Первая стычка – скорее, проверка, что это действительно противник, – затем долгая, мотающая нервы тишина. Девятнадцатого на нас обрушились всей массой. Авиации и бронетехники в Вильно не было, гарнизон оборонялся, как мог и как умел. До тех пор, пока Томаш Бердых, мой друг, не поднял белый флаг, сдавая позиции врагу. Душащая горло паника, затем прорыв, и новые кровопролитные схватки. С бойцами, повернувшими штыки вспять.
Двадцатого гарнизону, жалким остаткам, снова было предложено сдаться. Предложения все те же – мы воюем не с рядовыми, а с «прогнившим режимом», все, кто добровольно сложит оружие, будут немедленно отпущены. Все, кроме офицерского состава, они вынудили нас затеять эту войну, они будут отвечать. Сдайте их, и вы свободны.
Начальник гарнизона собрал оставшихся под его командованием и приказал, срезав знаки различия, идти к большевикам. Он сам вышел говорить за гарнизон. Переговоры закончились быстро, он был взят под стражу, остальным – кроме офицеров, конечно, – разрешили покинуть место сражения. Солдаты объявили меня своим, только так я сумел избегнуть уготованного мне заключения. Или смерти – ожидать другого от новых властей не приходилось.
А танки уже грохотали по Вильно, окрасившемуся в белый цвет. Цвет страха, наконец-то нашедшего свое обозначение – в полотенцах, наволочках, простынях, вывешенных едва ли не в каждом окне. А еще в астрах, срезанных с клумб садов и скверах, бросаемых толпою под гусеницы бронемашин, словно это были гранаты. В отчаянных выкриках приветствия, больше похожих на плач. В плакатах, безбожно коверкающих оба языка – нечаянно или намеренно.
Еще три-четыре дня на окраинах Вильно постреливали, а по ночам ездили, поблескивая мертвыми фарами в свете луны закрытые грузовики. По улицам города ползли слухи самые дикие, мол, нашенские коммунисты сводят старые счеты. А затем заработало радио, уже большевистское. Сообщило, что дружественные советские и германские войска в знак победы провели военный парад в Бресте. Значит, пал и он.
Все это я слышал и видел, как многие другие, бывшие солдаты Армии польской, неприкаянно шатаясь по улицам с утра до комендантского часа, исподволь, вдали от ока красноармейцев, получая милостыню, о которой язык не поворачивался просить.
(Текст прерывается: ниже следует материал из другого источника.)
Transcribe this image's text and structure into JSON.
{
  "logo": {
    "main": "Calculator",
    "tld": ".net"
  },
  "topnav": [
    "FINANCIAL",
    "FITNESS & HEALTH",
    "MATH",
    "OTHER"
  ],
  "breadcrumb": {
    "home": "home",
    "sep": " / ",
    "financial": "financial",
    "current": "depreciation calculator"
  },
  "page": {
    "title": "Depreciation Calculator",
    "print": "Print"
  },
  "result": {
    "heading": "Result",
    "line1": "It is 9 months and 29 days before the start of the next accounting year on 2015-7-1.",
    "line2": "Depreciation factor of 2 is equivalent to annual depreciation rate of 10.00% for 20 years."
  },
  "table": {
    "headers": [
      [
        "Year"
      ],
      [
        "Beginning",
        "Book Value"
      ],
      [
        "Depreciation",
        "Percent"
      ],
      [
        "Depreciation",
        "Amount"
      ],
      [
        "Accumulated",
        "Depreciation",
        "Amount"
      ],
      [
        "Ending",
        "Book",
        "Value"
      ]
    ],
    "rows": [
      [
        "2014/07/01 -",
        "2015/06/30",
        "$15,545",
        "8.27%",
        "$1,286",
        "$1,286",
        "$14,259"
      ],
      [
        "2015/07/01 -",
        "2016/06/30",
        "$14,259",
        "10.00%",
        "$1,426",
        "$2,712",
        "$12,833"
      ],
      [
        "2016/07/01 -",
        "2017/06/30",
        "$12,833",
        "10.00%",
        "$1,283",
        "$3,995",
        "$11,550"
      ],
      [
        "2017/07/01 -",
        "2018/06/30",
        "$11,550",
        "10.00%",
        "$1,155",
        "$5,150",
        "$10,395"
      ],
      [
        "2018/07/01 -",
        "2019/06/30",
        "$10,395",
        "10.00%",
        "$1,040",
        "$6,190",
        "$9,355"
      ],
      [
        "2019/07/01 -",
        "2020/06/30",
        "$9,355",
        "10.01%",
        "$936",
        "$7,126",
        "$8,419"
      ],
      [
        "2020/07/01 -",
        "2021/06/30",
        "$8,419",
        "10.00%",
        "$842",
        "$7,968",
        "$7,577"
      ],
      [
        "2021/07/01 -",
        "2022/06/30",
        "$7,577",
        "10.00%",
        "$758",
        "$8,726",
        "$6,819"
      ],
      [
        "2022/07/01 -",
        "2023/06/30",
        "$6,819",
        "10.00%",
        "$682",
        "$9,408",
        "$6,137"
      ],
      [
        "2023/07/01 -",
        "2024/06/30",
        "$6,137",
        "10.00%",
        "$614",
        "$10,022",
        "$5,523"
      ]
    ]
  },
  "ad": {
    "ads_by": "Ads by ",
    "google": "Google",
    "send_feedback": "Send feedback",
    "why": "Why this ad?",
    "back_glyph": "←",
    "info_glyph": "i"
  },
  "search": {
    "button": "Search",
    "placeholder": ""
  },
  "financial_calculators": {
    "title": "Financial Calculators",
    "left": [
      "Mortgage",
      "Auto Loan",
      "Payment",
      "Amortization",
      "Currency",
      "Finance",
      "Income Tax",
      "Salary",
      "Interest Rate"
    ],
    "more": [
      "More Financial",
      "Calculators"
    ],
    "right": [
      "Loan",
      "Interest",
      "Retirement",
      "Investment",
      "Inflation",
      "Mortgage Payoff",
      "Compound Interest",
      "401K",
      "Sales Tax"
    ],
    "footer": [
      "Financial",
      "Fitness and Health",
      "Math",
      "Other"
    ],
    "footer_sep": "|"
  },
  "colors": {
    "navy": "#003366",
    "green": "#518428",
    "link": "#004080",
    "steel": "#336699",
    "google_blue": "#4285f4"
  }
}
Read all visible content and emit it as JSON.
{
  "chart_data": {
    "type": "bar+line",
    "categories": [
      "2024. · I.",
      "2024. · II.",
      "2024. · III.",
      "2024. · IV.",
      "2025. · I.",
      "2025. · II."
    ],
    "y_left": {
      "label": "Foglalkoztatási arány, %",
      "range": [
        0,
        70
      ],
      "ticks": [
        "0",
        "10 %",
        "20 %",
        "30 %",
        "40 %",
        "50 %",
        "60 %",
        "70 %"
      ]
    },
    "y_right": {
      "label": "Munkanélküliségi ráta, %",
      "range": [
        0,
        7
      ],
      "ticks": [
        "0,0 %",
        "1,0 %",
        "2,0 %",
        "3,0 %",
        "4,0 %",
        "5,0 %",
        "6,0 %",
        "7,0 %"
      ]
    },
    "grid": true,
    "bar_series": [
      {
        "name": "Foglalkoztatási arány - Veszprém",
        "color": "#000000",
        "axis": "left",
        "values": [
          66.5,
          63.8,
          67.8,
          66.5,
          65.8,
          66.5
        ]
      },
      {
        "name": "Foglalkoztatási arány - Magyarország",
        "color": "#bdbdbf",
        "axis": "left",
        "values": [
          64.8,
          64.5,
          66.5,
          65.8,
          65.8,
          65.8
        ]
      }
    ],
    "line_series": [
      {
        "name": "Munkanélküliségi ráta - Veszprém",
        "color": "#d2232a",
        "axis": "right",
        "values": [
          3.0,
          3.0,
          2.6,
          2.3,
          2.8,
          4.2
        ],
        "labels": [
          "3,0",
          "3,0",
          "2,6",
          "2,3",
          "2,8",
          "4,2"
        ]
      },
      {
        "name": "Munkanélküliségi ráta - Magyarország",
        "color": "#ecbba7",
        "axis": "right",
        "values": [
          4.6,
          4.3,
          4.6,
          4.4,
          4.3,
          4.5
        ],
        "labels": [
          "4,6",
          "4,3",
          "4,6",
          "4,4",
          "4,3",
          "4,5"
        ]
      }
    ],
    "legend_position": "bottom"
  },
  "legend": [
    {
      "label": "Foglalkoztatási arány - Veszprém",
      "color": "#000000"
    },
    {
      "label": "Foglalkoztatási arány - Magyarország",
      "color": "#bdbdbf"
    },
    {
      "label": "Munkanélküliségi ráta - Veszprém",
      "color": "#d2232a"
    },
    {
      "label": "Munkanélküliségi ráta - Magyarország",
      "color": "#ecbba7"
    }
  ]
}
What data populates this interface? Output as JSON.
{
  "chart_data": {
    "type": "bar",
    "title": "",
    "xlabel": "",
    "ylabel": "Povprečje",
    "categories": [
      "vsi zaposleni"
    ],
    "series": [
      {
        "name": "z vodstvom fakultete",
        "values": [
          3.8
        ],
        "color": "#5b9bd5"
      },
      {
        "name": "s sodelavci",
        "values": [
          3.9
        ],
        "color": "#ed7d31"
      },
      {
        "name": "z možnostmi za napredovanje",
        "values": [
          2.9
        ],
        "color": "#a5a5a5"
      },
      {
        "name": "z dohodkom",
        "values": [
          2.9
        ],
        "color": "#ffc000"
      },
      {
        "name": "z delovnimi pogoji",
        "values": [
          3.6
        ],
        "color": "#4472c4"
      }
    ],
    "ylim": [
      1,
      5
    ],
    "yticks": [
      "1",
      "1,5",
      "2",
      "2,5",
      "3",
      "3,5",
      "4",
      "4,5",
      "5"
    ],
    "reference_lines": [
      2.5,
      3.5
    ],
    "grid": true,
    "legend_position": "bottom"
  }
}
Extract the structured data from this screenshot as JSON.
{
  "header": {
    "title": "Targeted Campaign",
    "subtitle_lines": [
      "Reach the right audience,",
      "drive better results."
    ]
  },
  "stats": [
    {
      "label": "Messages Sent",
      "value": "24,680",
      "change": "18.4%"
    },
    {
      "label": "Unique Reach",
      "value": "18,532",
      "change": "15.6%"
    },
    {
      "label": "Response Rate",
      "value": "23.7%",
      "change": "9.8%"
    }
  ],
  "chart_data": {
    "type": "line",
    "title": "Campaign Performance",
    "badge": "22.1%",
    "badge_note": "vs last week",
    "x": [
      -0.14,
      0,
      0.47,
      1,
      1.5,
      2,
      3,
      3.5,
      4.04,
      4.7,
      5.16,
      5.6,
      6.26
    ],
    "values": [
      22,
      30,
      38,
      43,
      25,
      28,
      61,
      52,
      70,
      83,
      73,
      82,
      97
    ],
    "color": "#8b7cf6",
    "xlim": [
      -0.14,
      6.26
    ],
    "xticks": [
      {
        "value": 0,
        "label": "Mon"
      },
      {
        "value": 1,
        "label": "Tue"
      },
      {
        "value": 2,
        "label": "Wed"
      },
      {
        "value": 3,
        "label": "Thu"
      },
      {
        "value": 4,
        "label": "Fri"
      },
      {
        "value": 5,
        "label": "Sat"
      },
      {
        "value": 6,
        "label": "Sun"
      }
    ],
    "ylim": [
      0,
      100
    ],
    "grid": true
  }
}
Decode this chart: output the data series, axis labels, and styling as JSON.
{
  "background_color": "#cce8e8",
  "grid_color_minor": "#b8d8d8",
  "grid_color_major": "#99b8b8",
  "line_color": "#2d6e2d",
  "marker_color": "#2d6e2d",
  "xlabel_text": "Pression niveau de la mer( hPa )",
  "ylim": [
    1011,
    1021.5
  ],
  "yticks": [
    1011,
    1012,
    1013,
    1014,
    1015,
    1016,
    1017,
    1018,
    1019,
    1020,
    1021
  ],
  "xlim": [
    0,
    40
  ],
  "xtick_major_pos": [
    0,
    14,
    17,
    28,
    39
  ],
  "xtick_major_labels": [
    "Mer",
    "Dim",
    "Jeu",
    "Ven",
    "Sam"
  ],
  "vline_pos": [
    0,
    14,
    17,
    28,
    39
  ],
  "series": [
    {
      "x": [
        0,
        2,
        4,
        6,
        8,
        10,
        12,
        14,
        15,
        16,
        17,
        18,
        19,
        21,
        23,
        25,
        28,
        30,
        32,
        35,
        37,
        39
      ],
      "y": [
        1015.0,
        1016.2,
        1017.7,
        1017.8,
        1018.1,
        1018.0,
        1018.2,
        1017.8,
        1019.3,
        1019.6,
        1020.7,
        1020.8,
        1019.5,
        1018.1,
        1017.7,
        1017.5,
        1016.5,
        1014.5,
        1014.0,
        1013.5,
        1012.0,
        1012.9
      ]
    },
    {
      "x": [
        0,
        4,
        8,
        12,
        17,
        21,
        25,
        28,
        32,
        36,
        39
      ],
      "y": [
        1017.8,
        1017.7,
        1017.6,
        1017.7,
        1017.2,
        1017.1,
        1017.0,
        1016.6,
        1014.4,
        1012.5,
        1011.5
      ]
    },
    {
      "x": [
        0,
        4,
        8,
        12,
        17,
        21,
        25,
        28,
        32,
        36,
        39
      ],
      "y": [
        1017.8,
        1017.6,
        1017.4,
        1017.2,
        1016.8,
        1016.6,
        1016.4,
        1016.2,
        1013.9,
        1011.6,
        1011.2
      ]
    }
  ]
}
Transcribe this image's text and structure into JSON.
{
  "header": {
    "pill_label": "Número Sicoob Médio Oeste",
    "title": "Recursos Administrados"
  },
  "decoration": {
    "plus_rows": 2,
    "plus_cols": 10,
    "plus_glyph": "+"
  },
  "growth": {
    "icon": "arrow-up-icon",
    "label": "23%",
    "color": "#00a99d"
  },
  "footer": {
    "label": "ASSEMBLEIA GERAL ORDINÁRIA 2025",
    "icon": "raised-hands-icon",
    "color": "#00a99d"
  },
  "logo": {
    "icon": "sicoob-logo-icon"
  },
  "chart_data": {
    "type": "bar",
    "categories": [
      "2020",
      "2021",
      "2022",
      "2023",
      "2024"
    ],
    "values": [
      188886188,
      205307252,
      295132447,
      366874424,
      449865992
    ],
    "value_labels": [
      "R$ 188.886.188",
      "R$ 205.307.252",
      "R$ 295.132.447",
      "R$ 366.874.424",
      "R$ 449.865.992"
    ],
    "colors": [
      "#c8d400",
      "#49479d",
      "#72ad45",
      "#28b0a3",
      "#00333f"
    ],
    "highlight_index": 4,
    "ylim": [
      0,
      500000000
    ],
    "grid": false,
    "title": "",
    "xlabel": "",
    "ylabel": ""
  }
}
А с наступлением часа волка уходил с улиц, ночевал в подворотнях, подвалах, где придется, пережидая воцаряющийся холод и безмолвие.
Выехать из города невозможно было, через оцепление на вокзале по прибытии каждого поезда, через заставы на дорогах. Да я и не стремился к этому. Одно дело все еще оставалось незавершенным в Вильно. Только одно.
С двадцать четвертого большевики принялись наводить порядок – солдат возвращали к прежней работе, но на новую власть, заодно проверяя воинские билеты. Видимо, сочли недостачу офицерского состава гарнизона и шерстили всех подряд. Мне оставаться и дальше караулить у дома, где жили родители Томаша Бердыха, стало небезопасно. Вечером двадцать восьмого, прослушав последние новости, я перебрался в другую часть старого города – на Угольную улицу, к цветочному магазину, коим владела и где жила возлюбленная моего бывшего друга – Линда Могилевец.
Окна второго этажа еще светились. Я прокрался к черному ходу, открыл дверь, запертую всего лишь на крючок, и, тихонько побродив по пустому дому, поднялся к комнатам Линды. Она была в гостиной – стоя у двери, я слышал, как шуршали страницы книги, да изредка поскрипывало кресло. Затем до моего слуха донеслось шорканье тапочек по узорчатому персидскому ковру, подаренному Линде ее дедом во времена оны и покрывавшему весь пол. Звяканье посуды.
Я дернул за ручку двери. Заперто. Нерешительно постучал.
Она открыла тотчас же. И замерла на пороге.
– Ян? – растягивая имя, произнесла она. – Ты,… Но как…. Да что же стоишь, проходи….
И смолкла, увидев в руке наган. Я не дал ей времени задать вопрос.
– Где Томаш?
– Но Ян…
Отстранив Линду, я вошел в гостиную, держа наган наготове. Заглянул в ее спальню, комнату для гостей, библиотеку, ванную, чулан – повсюду открывая шкафы, заглядывая за занавеси, под кровати, за ширмы. Затем вернулся.
Линда по-прежнему стояла у незакрытой двери – с лестницы тянуло морозным воздухом – и смотрела, нет, не на меня, на мое оружие. Кажется, именно оно имело большее значение, нежели его обладатель.
– Где Томаш? – повторил я с нажимом. Линда не шелохнулась, казалось, она вовсе не слышала вопроса.